The Evolution of the Connecticut State School System, with Special Reference to the Emergence of the High School
Author: Orwin Bradford Griffin
Publisher:
Published: 1928
Total Pages: 280
ISBN-13:
DOWNLOAD EBOOKRead and Download eBook Full
Author: Orwin Bradford Griffin
Publisher:
Published: 1928
Total Pages: 280
ISBN-13:
DOWNLOAD EBOOKAuthor: Orwin Bradford Griffin
Publisher:
Published: 1928
Total Pages: 312
ISBN-13:
DOWNLOAD EBOOKAuthor: United States. Office of Education
Publisher:
Published: 1929
Total Pages: 832
ISBN-13:
DOWNLOAD EBOOKAuthor: University of Illinois (Urbana-Champaign campus). Bureau of Educational Research
Publisher:
Published: 1928
Total Pages: 736
ISBN-13:
DOWNLOAD EBOOKAuthor: Walter Scott Monroe
Publisher:
Published: 1928
Total Pages: 1042
ISBN-13:
DOWNLOAD EBOOKAuthor: Columbia University.

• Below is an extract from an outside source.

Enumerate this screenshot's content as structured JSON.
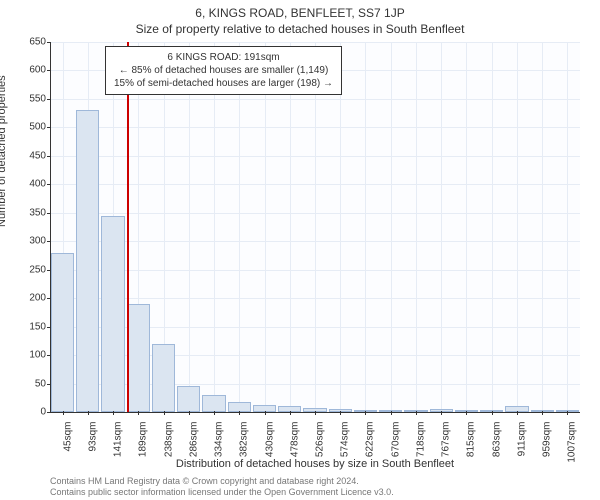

Teachers College
Publisher:
Published: 1928
Total Pages: 112
ISBN-13:
DOWNLOAD EBOOKAuthor:
Publisher:
Published: 1929
Total Pages: 1240
ISBN-13:
DOWNLOAD EBOOKAuthor: James Earl Russell
Publisher:
Published: 1927
Total Pages: 810
ISBN-13:
DOWNLOAD EBOOKAuthor: Hilary J. Moss
Publisher: University of Chicago Press
Published: 2010-04-15
Total Pages: 292
ISBN-13: 0226542513
DOWNLOAD EBOOKWhile white residents of antebellum Boston and New Haven forcefully opposed the education of black residents, their counterparts in slaveholding Baltimore did little to resist the establishment of African American schools. Such discrepancies, Hilary Moss argues, suggest that white opposition to black education was not a foregone conclusion. Through the comparative lenses of these three cities, she shows why opposition erupted where it did across the United States during the same period that gave rise to public education. As common schooling emerged in the 1830s, providing white children of all classes and ethnicities with the opportunity to become full-fledged citizens, it redefined citizenship as synonymous with whiteness. This link between school and American identity, Moss argues, increased white hostility to black education at the same time that it spurred African Americans to demand public schooling as a means of securing status as full and equal members of society. Shedding new light on the efforts of black Americans to learn independently in the face of white attempts to withhold opportunity, Schooling Citizens narrates a previously untold chapter in the thorny history of America’s educational inequality.